Walmart will also stop selling short-barrel rifle ammunition, which, according to the company, can be used in large-capacity clips.
“We know these decisions will inconvenience some of our customers, and we hope they will understand,” Walmart CEO Doug McMillon said in a letter to associates.
Furthermore, Walmart is asking customers to no longer openly carry firearms into stores unless they are authorized law enforcement.
“We believe the opportunity for someone to misinterpret a situation, even in open carry states, could lead to tragic results,” McMillon said.
Walmart is making these changes in the wake of two shootings that occurred at its stores recently. One of the shootings occurred in El Paso, Texas and resulted in 22 people being killed.
A few days prior to that shooting, two Walmart associates were killed by another employee at the Southaven Walmart.
Nationally, there have been two other mass shootings recently, one of which occurred in Dayton, Ohio and the other in the Odessa, Texas area.

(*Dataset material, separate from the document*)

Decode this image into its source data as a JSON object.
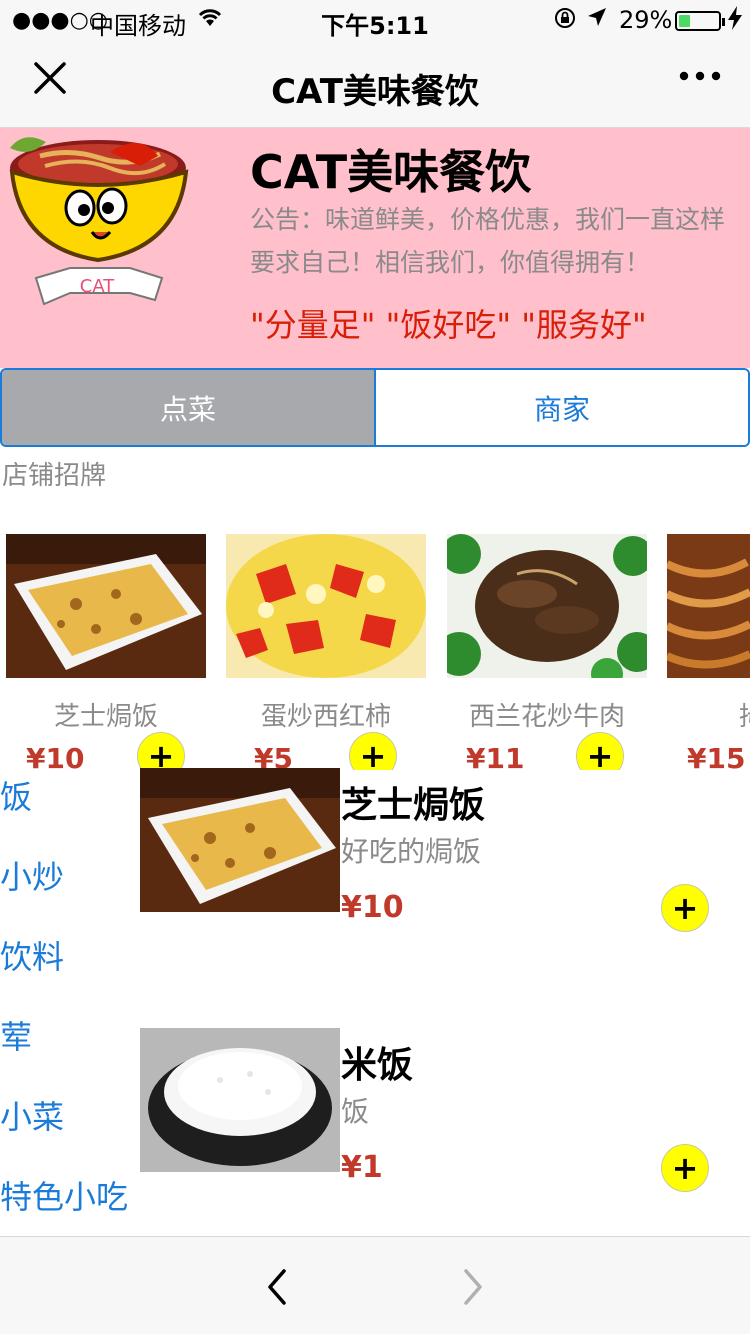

Walmart officials have been thinking about what role the company can play when it comes to making the country safer, McMillon said.
“It’s clear to us that the status quo is unacceptable,” he said.
Prior to the most recent changes, Walmart had already made some changes related to firearms. For instance, Walmart had already stopped selling handguns and military-style rifles such as the AR-15.
Additionally, Walmart had already raised the age limit to purchase a firearm or ammunition to 21.
Walmart has now also decided to discontinue handgun sales in Alaska, marking the company's complete exit from handguns.
With these changes, Walmart says its remaining guns and ammo inventory will be even more focused on hunting and sports shooting.
Walmart also encourages the nation's leaders to “strengthen background checks and to remove weapons from those who have been determined to pose an imminent danger.”
Reauthorization of the assault weapons ban “should be debated to determine its effectiveness,” McMillion said.
“We must also do more, as a country, to understand the root causes that lead to this type of violent behavior,” he added.